Alaska’s rapid push towards total inoculation is set to continue next week when 59,000 additional vaccines are expected to arrive through the state’s monthly allocation. Of those doses, 41,100 will be distributed by the state. The remaining 18,500, allocated through Indian Health Services, will go to Alaska’s Tribal Health System.

On Friday evening, the state’s website for making appointments still showed hundred of openings in Anchorage, Sitka and Soldotna — several other communities listed limited availabilities and far fewer openings.

Tessa Walker Linderman, who leads the state’s COVID-19 vaccine task force, credits the national recognition to Alaskans that are eager to step up and get their vaccines; however, health care leaders say that progress is still limited by the number of doses being designated at a federal level.

“We anticipate seeing more vaccine allocated to the state each month, certainly as manufacturing ramps up,” she said. “Also, as additional vaccines are improved, we expect quite a bit more vaccine each month.”

Anchorage is expected to receive around one-third of the state’s overall supply of vaccines in February. Anchorage Health Department Director Heather Harris expects that Alaska’s largest city will continue to see similar numbers of vaccines allocated into the spring.

“For the Anchorage Municipality, the allocation we are getting is 12,360 doses,” Harris said. “That’s very similar to what we saw in January and likely to be similar to what we saw in March.”

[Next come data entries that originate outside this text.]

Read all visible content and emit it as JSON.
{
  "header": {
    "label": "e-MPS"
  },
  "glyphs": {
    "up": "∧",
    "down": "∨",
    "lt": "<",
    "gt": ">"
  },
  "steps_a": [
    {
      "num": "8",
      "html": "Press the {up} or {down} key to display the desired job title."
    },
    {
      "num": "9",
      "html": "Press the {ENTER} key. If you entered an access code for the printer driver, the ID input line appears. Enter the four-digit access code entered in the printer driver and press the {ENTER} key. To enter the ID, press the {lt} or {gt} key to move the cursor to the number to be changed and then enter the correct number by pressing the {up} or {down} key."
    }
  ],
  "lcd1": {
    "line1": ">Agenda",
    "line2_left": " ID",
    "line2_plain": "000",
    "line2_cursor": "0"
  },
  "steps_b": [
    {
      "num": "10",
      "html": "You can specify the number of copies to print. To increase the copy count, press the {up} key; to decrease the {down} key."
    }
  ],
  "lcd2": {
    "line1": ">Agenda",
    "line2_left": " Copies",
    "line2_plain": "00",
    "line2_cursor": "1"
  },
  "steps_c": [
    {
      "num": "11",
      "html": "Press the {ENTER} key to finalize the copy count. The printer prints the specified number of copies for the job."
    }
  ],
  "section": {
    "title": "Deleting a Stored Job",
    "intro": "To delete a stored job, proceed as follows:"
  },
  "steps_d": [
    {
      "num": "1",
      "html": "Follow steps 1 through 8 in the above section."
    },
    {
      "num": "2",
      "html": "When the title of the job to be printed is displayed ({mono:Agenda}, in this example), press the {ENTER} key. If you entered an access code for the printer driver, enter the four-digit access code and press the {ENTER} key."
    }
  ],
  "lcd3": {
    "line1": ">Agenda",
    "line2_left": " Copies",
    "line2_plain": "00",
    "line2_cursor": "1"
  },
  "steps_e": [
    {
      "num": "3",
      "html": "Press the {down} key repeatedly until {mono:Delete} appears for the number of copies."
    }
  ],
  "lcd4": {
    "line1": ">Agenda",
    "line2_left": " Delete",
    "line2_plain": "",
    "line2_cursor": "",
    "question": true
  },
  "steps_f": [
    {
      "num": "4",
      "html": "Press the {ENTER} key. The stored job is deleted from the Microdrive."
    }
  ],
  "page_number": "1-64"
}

While most states take their federal vaccine allocations weekly, Alaska’s monthly allotments allow for long term planning, which Harris says has played a big factor in the state’s rapid progress since December.

“It allows us an environment to really think about it as changes come, and they could come quickly,” she said. “How do we shift our system, or ramp up the system we have in place to really get to those goals we have of getting vaccines into people’s arms?”

Alaska remains in phase 1b for now, prioritizing doses for people age 65 or older. The state has not announced any plans to alter its vaccine distribution plans anytime next month.